62 Warga Terinfeksi Super Flu, Apa Gejalanya?
Ilustrasi flu. Super flu disebut menyebar lebih cepat dan terasa lebih berat dibanding flu musiman, tetapi dokter menegaskan ada perbedaan penting yang perlu dikenali agar tidak salah penanganan.(Freepik)
20:02
5 Januari 2026

62 Warga Terinfeksi Super Flu, Apa Gejalanya?

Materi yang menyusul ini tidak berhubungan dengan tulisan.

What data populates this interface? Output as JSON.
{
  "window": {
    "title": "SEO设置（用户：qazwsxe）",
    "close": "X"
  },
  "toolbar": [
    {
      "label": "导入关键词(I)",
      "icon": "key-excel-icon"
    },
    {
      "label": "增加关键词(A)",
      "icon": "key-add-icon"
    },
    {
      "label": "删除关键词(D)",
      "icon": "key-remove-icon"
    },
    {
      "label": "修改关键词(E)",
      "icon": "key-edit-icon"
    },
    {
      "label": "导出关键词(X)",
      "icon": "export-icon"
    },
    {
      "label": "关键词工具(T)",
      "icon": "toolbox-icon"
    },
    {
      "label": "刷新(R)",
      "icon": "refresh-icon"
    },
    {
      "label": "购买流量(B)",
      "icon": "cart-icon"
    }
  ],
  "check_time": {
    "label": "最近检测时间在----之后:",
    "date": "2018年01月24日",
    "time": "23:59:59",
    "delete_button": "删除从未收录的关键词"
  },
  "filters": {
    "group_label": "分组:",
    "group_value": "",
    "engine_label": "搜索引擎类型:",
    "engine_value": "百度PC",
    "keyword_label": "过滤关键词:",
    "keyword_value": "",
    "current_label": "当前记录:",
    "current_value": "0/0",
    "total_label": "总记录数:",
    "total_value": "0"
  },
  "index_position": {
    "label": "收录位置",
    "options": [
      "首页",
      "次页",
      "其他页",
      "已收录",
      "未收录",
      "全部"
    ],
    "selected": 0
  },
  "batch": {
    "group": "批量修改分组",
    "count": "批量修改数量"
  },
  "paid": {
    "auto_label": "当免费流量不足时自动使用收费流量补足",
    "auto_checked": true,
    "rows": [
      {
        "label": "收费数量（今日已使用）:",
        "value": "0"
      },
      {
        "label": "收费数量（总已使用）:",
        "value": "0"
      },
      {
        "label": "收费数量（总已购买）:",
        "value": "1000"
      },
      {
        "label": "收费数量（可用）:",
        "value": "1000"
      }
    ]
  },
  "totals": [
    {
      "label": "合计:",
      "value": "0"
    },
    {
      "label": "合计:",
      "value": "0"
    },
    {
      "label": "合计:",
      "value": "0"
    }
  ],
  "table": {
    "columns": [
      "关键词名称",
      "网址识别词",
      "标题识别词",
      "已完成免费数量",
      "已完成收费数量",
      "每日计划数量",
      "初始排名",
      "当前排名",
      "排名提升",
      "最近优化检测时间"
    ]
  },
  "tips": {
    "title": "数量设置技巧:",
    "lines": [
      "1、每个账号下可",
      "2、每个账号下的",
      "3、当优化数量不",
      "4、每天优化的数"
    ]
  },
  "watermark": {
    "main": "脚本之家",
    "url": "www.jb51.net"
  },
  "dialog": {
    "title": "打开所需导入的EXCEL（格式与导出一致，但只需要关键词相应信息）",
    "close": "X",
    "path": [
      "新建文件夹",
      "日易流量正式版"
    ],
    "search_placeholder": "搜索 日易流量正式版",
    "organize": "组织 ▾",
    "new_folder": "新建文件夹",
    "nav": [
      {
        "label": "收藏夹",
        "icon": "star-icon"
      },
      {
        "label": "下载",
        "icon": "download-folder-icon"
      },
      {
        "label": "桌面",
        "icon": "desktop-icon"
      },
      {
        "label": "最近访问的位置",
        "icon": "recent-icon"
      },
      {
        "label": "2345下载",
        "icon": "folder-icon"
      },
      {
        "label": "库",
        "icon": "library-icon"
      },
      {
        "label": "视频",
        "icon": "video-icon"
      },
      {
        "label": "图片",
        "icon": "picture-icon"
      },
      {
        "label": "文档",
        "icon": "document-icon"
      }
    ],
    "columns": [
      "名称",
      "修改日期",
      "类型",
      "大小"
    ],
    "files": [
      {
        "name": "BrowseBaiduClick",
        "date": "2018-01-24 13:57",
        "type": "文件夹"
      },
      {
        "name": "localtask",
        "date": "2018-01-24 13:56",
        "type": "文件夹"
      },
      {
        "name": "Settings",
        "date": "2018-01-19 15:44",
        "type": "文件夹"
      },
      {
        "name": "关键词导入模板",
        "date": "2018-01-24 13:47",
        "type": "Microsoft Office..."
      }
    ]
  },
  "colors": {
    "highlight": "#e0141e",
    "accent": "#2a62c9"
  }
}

Kementerian Kesehatan (Kemenkes) mengungkapkan gejala influenza A (H3N2) subclade K atau "super flu" yang patut diwaspadai lantaran varian baru ini umumnya muncul serupa dengan flu musiman.

"Gejala yang muncul umumnya serupa dengan flu musiman, seperti demam, batuk, pilek, sakit kepala, dan nyeri tenggorokan," ujar Direktur Penyakit Menular Kemenkes RI, Prima Yosephine dalam keterangannya, dikutip Senin (5/1/2026).

Masyarakat diimbau untuk tetap berada di rumah saat mengalami gejala flu, menggunakan masker, menerapkan etika batuk.

"Segera mengakses fasilitas pelayanan kesehatan apabila gejala memburuk atau tidak membaik dalam lebih dari tiga hari," jelasnya.

Adapun, Kemenkes mencatat ada 62 kasus infeksi virus influenza A (H3N2) subclade K atau super flu di Indonesia hingga Desember 2025 lalu.

Prima menyampaikan, kasus-kasus tersebut tersebar di delapan provinsi, dengan konsentrasi terbanyak berada di Jawa Timur, Kalimantan Selatan, dan Jawa Barat.

Sebagai langkah pencegahan penyebaran super flu, masyarakat diminta untuk menerapkan perilaku hidup bersih dan sehat (PHBS).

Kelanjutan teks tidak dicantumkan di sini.